Validation - Mapping Pretrial Risk

Often, developers of risk assessment tools (RATs) describe tools as recently or locally “validated,” hoping this indicates scientific accuracy to those who might adopt a tool. But what is validation? Validation means statistically determining how well a RAT measures what it is designed and calibrated to measure.

As researchers Sarah Desmarais and Evan Lowder explain, “For pretrial risk assessment tools to be considered “valid,” they must be able to estimate the probability of failure to appear and/or pretrial rearrest at statistically significant and politically acceptable rates.”¹

Using past data about real people who were caught up in the criminal legal system, researchers apply the RAT to cases where they already know if someone was re-arrested or did not come to court following pretrial release. They can then compare what the RAT predicts would happen to what actually happened.²

However, validation studies do not consider people who were never released pretrial, limiting the “validity” of validation statistics.

Explore how designers attempt to determine “accuracy” of a RAT with this interactive tool from MIT Technology Review.³

Validation of pretrial RATs does not have a standardized definition across different jurisdictions.⁴ Different jurisdictions have validated their tools in different ways, some internally and some with an external independent researcher.

Plus, just because a tool is validated does not mean it is perfectly accurate or transparent about how it operates, or that it is calibrated for a local community.⁵

The Pretrial Justice Institute’s 2019 Scan of Pretrial Practices⁶ report found that only 45% of the jurisdictions they surveyed had validation studies.

In our research, the majority of validation studies were not conducted by an independent or third party researcher. Many jurisdictions are using tools that have not been validated with their local population or have not been validated at all.

The graph below depicts how often the jurisdiction we interviewed had been validated locally.

Movement Alliance Project generated based on interviews.
Total number of jurisdictions with validation information = 33

How does validation work?

Validation reports document the relationship between assessment results and actual outcomes for groups. Like algorithms, validation reports are done in the aggregate, not for specific individuals.

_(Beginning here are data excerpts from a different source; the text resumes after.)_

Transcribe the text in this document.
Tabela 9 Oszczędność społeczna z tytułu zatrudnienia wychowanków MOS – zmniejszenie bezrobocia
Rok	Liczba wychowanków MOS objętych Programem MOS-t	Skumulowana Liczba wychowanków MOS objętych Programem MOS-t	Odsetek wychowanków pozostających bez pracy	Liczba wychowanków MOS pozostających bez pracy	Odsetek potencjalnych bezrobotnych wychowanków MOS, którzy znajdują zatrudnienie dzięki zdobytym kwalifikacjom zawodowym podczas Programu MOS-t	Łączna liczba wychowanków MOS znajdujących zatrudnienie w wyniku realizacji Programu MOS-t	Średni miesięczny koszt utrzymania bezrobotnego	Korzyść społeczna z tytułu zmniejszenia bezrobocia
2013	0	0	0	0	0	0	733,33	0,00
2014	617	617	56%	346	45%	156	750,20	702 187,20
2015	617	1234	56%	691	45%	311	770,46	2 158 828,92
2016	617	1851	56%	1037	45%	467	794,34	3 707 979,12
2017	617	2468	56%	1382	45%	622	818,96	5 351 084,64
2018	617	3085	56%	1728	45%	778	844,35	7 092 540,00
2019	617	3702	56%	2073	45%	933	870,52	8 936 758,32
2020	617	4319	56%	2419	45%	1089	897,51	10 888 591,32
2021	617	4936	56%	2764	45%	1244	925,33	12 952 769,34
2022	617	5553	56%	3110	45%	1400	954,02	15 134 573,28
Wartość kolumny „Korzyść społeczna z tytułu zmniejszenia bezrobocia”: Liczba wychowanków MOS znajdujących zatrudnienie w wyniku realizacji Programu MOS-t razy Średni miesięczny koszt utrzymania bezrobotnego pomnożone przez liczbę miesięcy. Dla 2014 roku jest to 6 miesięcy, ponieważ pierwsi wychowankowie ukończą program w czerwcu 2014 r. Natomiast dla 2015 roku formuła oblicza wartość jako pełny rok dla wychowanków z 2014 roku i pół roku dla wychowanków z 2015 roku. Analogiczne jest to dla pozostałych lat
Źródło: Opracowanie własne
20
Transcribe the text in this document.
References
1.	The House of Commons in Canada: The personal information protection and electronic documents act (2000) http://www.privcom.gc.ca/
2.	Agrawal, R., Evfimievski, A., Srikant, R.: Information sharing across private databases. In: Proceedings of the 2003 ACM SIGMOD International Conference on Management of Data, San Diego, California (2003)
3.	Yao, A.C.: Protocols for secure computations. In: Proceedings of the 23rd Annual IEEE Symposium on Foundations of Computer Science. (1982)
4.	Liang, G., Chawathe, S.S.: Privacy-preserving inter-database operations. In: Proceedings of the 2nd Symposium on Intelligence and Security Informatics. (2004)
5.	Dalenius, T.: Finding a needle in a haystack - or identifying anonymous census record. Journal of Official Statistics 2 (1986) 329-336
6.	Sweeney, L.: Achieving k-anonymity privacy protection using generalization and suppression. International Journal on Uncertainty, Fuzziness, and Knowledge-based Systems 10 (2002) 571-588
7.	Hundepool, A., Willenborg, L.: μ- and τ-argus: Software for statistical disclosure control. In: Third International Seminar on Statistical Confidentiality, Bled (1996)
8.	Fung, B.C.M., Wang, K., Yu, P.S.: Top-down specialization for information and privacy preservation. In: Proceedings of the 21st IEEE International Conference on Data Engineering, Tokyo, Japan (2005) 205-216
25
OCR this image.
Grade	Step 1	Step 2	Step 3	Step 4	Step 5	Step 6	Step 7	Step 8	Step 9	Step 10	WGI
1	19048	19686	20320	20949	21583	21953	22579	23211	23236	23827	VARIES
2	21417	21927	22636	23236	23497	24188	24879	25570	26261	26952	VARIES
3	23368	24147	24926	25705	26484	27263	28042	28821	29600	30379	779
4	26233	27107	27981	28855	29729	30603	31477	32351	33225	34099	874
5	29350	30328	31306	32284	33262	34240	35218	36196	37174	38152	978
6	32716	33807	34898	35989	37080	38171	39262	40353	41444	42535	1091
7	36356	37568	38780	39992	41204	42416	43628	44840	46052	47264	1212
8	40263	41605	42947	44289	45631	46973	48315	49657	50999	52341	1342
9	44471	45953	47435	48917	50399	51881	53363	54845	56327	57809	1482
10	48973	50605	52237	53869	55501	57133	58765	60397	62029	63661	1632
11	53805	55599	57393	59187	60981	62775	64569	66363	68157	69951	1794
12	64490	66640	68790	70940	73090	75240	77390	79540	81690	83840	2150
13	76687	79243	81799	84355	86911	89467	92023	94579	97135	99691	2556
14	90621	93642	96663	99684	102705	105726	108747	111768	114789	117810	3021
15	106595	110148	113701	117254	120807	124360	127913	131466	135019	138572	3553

Validation studies measure predictive validity. They help determine whether pretrial RATs accurately predict whether the outcome for a person in the study set would be the same for the accused person being judged by the RAT today.

A common statistical way of measuring accuracy and predictive validity is through the “area under the curve,” or AUC. The AUC score is supposed to show how well the tool balances its correct and incorrect predictions — how often it correctly answers the question at hand (like how “risky” someone is), and how often it gets the prediction wrong.

The closer an AUC score is to 1, the more accurate a tool is said to be. An AUC score of 0.5 is no better than chance in predicting risk⁷: a 50/50 shot.

Some RATs have AUC scores as low as 0.55, barely more accurate than random chance or a coin toss. Several common tools have scores around 0.65, which is considered “good” in criminology research⁸ but “poor” in other fields⁹; a score of 0.65 means over one third of those judged by these tools are being mislabeled.

And unlike many other fields, there is a lack of independent evaluation of these validation studies, which severely limits any claims that pretrial RATs are truly predictive.¹⁰

Sarah Desmarais and Evan Lowder point out that “demonstrating predictive validity does not equate with research demonstrating implementation success.”¹¹ Even if a tool is considered highly “accurate” by these standards, it doesn’t mean that RATs are being implemented as intended or in a decarceral or racially unbiased way. The predictions they make are not always accurate, not always listened to even if accurate, and are applied inconsistently and in structurally racist ways.